Last updated: February 05 2013
What happens with accumulated income payments from a Registered Education Saving Plan (RESP) when the plan is a joint plan?
When both spouses contribute to a RESP for their children, they are “joint subscribers.” When an RESP is terminated and amounts are not paid to the child as Educational Assistance Payments, the amounts paid consist of the following:
• Return of contributions to the subscriber(s) which are not taxable;
• Return of government contributions — Canada Learning Bond and Canada Education Savings Grant as well as any provincial assistance — to the government;
• Accumulated Income Payments (AIPs) paid to the subscriber(s);
The AIPs are taxable to the subscriber(s) and subject to an additional tax of 20% of the AIP. This additional tax is waived to the extent that the AIPs are contributed to the recipient’s RRSP or spousal RRSP. Beginning in 2014, the additional tax is waived if the AIPs are contributed to a Registered Disability Savings Plan (RDSP).

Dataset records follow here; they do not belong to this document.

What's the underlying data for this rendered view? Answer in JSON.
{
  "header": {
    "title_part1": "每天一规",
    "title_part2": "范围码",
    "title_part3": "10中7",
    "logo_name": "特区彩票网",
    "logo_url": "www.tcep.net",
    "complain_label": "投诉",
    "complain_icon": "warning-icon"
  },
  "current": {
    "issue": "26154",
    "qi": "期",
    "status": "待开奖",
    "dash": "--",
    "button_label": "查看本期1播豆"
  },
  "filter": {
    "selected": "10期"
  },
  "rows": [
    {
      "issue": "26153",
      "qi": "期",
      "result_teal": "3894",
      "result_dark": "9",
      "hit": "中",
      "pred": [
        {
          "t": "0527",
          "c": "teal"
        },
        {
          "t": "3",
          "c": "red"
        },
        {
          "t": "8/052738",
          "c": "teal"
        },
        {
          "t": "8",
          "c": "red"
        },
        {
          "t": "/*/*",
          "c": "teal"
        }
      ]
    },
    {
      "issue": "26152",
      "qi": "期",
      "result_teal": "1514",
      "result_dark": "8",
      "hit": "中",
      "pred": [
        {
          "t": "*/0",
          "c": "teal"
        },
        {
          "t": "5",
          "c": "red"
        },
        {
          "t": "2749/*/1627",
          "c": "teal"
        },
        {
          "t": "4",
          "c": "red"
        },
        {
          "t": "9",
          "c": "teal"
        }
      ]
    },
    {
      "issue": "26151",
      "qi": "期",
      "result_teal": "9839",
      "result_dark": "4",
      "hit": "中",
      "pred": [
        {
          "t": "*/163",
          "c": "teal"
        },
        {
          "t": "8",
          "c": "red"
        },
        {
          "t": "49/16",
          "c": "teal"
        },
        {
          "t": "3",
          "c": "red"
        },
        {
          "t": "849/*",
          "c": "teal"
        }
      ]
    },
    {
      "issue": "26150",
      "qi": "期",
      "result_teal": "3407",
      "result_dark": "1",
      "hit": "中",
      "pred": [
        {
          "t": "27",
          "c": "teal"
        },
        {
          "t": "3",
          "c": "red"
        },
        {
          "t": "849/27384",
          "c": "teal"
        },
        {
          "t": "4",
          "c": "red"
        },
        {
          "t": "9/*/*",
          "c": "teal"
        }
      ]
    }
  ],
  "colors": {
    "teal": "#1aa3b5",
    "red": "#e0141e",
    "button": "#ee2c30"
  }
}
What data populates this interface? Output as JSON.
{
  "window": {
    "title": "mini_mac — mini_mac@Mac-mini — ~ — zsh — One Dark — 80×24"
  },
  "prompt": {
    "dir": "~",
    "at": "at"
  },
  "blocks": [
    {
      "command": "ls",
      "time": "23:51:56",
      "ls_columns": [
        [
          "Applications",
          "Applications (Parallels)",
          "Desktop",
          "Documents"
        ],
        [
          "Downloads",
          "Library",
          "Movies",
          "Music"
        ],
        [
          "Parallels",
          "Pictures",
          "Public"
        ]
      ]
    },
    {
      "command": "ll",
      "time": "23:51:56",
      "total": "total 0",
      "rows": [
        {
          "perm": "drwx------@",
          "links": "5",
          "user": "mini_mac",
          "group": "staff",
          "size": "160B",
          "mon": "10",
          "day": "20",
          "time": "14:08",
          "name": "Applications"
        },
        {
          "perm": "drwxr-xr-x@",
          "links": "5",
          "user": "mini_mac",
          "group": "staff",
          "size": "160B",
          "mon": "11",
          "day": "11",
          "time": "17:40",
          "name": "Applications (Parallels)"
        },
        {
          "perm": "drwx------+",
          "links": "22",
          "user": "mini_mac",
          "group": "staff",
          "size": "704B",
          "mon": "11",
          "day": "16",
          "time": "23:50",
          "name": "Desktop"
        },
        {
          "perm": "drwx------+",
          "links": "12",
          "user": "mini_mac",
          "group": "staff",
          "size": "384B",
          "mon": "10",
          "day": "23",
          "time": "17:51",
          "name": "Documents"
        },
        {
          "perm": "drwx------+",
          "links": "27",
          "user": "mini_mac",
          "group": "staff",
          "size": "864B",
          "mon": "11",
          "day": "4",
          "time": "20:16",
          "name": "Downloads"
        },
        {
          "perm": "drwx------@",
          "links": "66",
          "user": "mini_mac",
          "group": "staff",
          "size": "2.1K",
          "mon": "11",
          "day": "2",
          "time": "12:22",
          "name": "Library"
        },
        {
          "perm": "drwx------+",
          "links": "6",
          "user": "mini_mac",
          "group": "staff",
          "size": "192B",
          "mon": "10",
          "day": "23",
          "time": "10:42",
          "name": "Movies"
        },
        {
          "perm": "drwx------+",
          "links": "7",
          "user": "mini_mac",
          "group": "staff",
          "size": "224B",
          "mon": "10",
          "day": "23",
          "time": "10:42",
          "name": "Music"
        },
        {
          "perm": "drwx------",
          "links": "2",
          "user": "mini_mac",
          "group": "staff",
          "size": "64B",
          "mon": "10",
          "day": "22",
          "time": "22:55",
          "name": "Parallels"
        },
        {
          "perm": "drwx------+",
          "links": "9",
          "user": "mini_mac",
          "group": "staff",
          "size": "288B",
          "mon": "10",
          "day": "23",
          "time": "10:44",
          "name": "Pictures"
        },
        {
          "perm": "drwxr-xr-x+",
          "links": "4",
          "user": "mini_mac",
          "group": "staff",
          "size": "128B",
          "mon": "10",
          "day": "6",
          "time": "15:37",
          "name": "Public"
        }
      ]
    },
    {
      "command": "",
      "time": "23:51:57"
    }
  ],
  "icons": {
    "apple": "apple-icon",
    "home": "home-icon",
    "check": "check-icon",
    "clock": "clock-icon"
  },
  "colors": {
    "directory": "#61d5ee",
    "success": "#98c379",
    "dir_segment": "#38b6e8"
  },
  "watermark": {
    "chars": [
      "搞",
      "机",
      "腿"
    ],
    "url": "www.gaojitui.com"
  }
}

The only stipulation in the Income Tax Act regarding making AIPs to joint subscribers is that AIP payments cannot be paid jointly. This may mean that the RESP provider will make the payment to only one of the subscribers or make separate payments to each of the joint subscribers. The recipient of the AIP is the taxpayer who must include the AIP in income and must pay the additional tax if the funds are not contributed to an RRSP.